I’m no expert on the subject by any stretch of the imagination, but I just don’t understand why the theory of natural selection makes sense. Was the early form of existence on the earth so repulsive that organisms had to continually replecate themselves? And what would have happened had the ”Big Bang” gone wrong? What if the fundumental elements needed  to produce life after the big bang had been the slightest bit off, then would nothing have existed. Obviously not, but how can evolutionsits explain the fact that everything went just “perfect” during and after the ”Big Bang” was it pure luck or an Intelligent Design? Even if they tried to show using the Laws of Nature that everything was ripe for evolution, who developed these laws and how did they come to exist?

Both creationsists and evolutionists believe the earth started at some finite point, with Creationsists believeing with God and evolutionists believing there was some sort of  cataclysmic explosion. Either way you look at it the earth started from somewhere, it just didn’t exist.

Back to the CNN.com post, Dawkins asserts that aethists should defend themselves against religionat all costs. Now it seems to me that Aetheism is a religion in it’s own right. It is the choice or “belief” that you are going to refuse to beleive in God and choose to believe in secularism and science.

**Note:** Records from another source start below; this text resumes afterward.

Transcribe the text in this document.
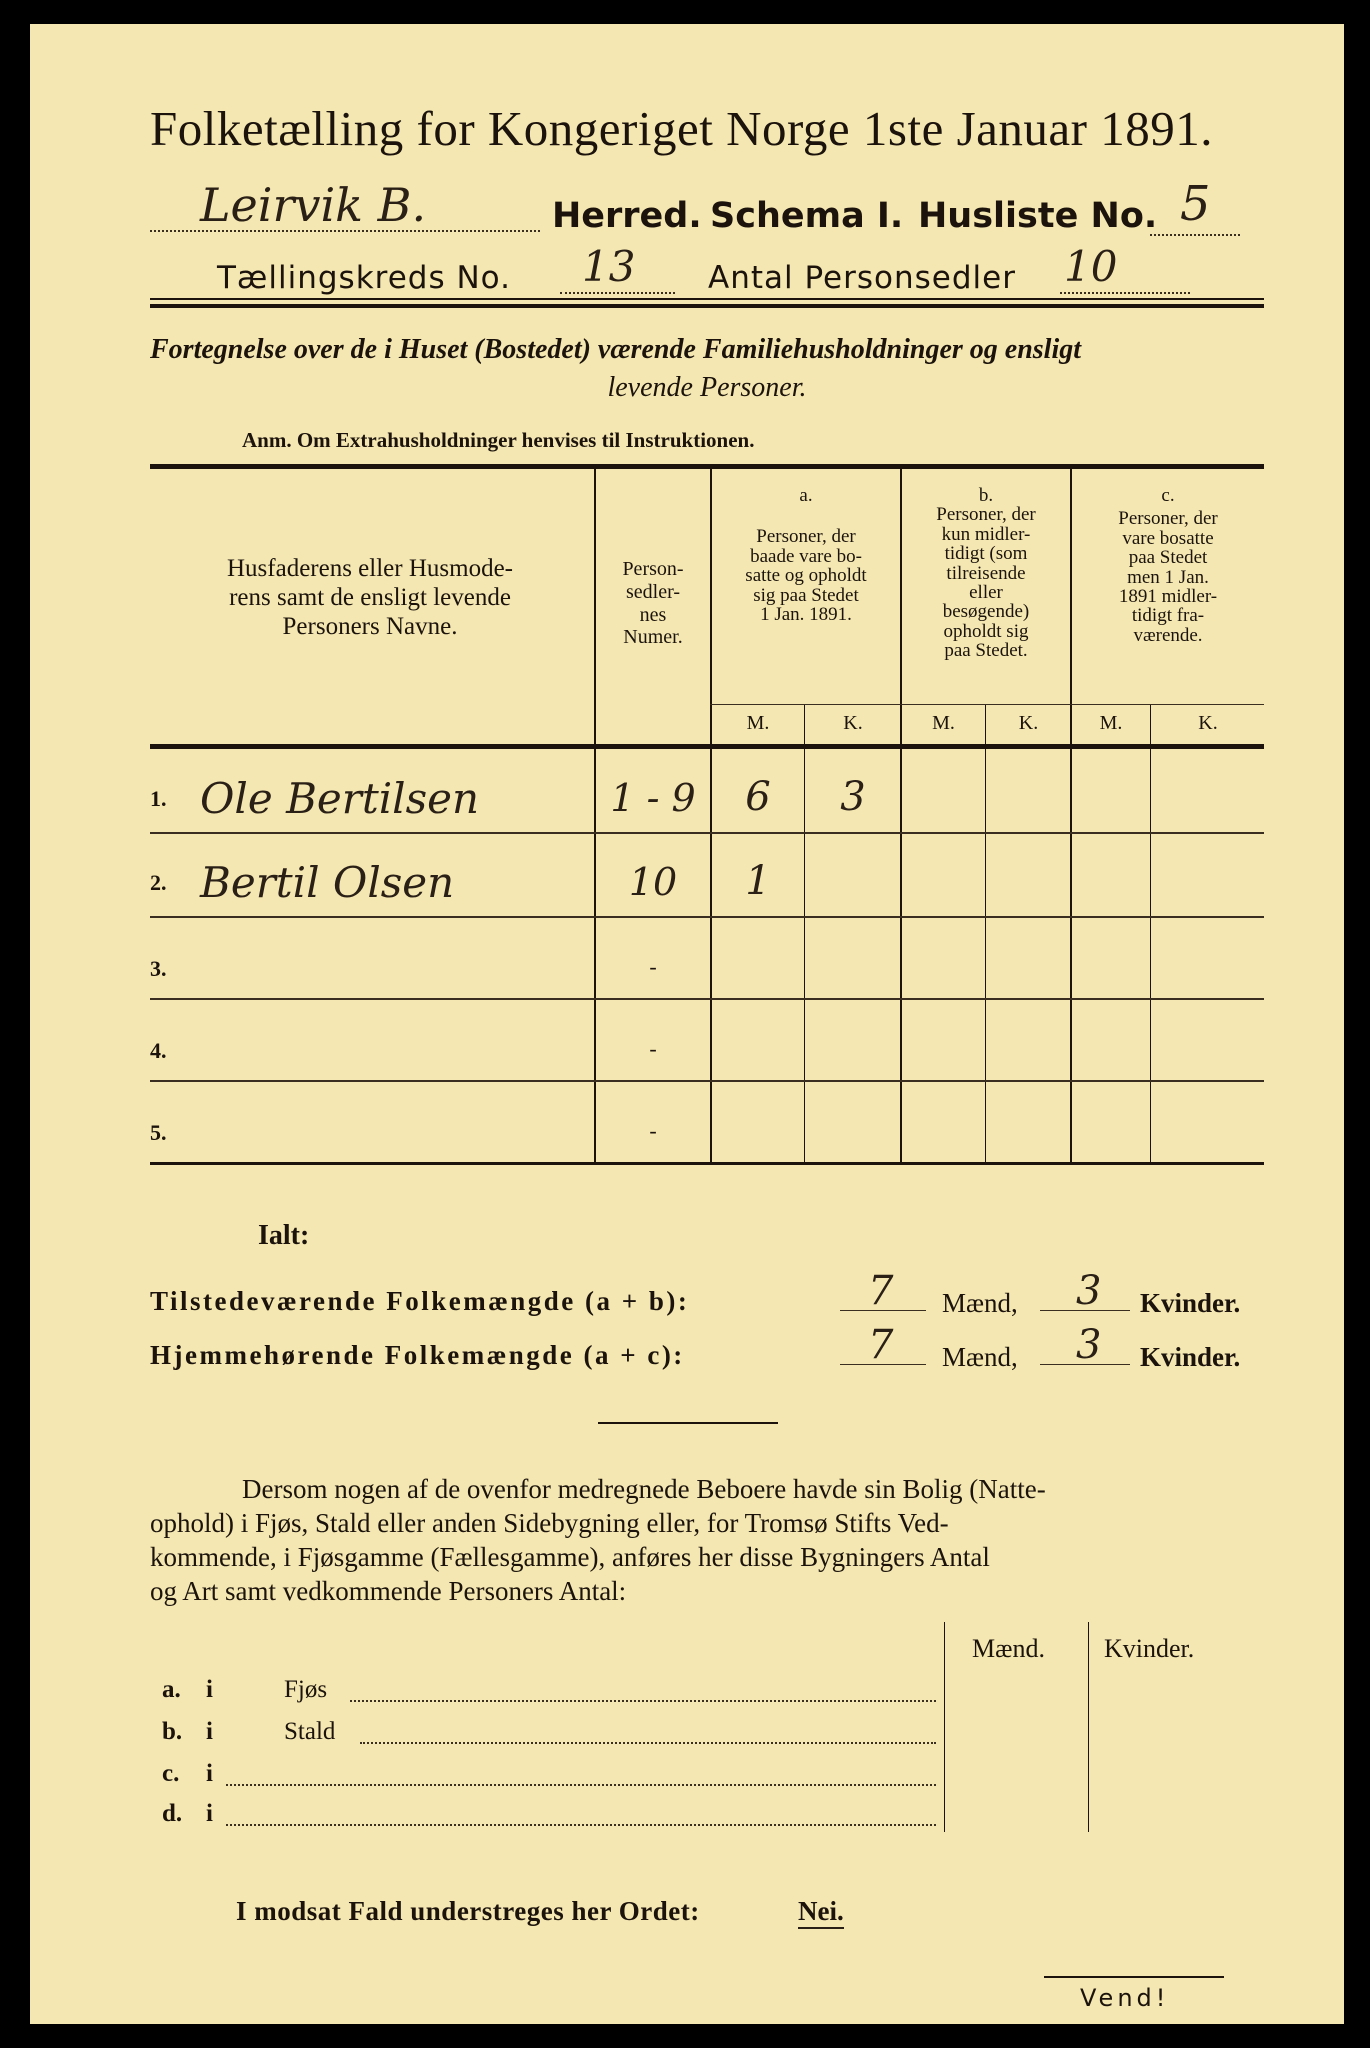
Folketælling for Kongeriget Norge 1ste Januar 1891.
Leirvik B.	Herred. Schema I. Husliste No. 5
Tællingskreds No. 13 Antal Personsedler 10
Fortegnelse over de i Huset (Bostedet) værende Familiehusholdninger og ensligt
levende Personer.
Anm. Om Extrahusholdninger henvises til Instruktionen.
Husfaderens eller Husmode-
rens samt de ensligt levende
Personers Navne.
Person-
sedler-
nes
Numer.
a.
Personer, der
baade vare bo-
satte og opholdt
sig paa Stedet
1 Jan. 1891.
b.
Personer, der
kun midler-
tidigt (som
tilreisende
eller
besøgende)
opholdt sig
paa Stedet.
c.
Personer, der
vare bosatte
paa Stedet
men 1 Jan.
1891 midler-
tidigt fra-
værende.
M.	K.	M.	K.	M.	K.
1. Ole Bertilsen	1 - 9	6	3
2. Bertil Olsen	10	1
3.	-
4.	-
5.	-
Ialt:
Tilstedeværende Folkemængde (a + b):	7 Mænd, 3 Kvinder.
Hjemmehørende Folkemængde (a + c):	7 Mænd, 3 Kvinder.
Dersom nogen af de ovenfor medregnede Beboere havde sin Bolig (Natte-
ophold) i Fjøs, Stald eller anden Sidebygning eller, for Tromsø Stifts Ved-
kommende, i Fjøsgamme (Fællesgamme), anføres her disse Bygningers Antal
og Art samt vedkommende Personers Antal:
Mænd. Kvinder.
a. i	Fjøs
b. i	Stald
c. i
d. i
I modsat Fald understreges her Ordet:	Nei.
Vend!
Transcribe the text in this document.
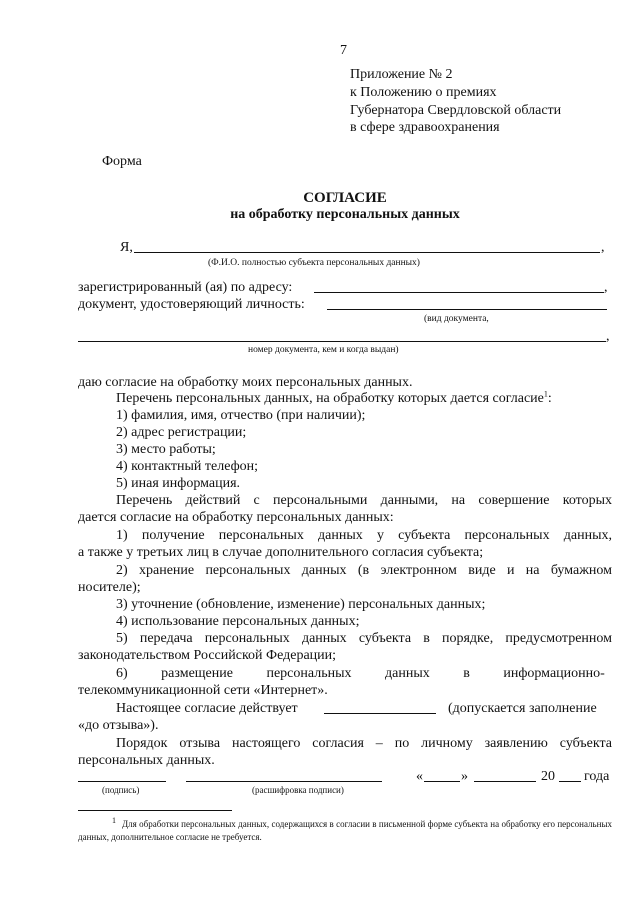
7
Приложение № 2
к Положению о премиях
Губернатора Свердловской области
в сфере здравоохранения
Форма
СОГЛАСИЕ
на обработку персональных данных
Я,	,
(Ф.И.О. полностью субъекта персональных данных)
зарегистрированный (ая) по адресу:	,
документ, удостоверяющий личность:
(вид документа,
,
номер документа, кем и когда выдан)
даю согласие на обработку моих персональных данных.
Перечень персональных данных, на обработку которых дается согласие$^1$:
1) фамилия, имя, отчество (при наличии);
2) адрес регистрации;
3) место работы;
4) контактный телефон;
5) иная информация.
Перечень действий с персональными данными, на совершение которых
дается согласие на обработку персональных данных:
1) получение персональных данных у субъекта персональных данных,
а также у третьих лиц в случае дополнительного согласия субъекта;
2) хранение персональных данных (в электронном виде и на бумажном
носителе);
3) уточнение (обновление, изменение) персональных данных;
4) использование персональных данных;
5) передача персональных данных субъекта в порядке, предусмотренном
законодательством Российской Федерации;
6) размещение персональных данных в информационно-
телекоммуникационной сети «Интернет».
Настоящее согласие действует	(допускается заполнение
«до отзыва»).
Порядок отзыва настоящего согласия – по личному заявлению субъекта
персональных данных.
«	»	20 года
(подпись)	(расшифровка подписи)
$^1$ Для обработки персональных данных, содержащихся в согласии в письменной форме субъекта на обработку его персональных данных, дополнительное согласие не требуется.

As far as I know evolution is tought in school, but I never saw creationism in one of my textbooks. Why can’t we look at both sides of the issue. Keep in mind that evolution is just a theory and has not been proven, so why are schools so hesitant to let children see both sides of the coin?

Well anyway, I’m going to wrap this up, there’s tons more I could write and various points of view to present, but in the end people have a choice to believe what they want.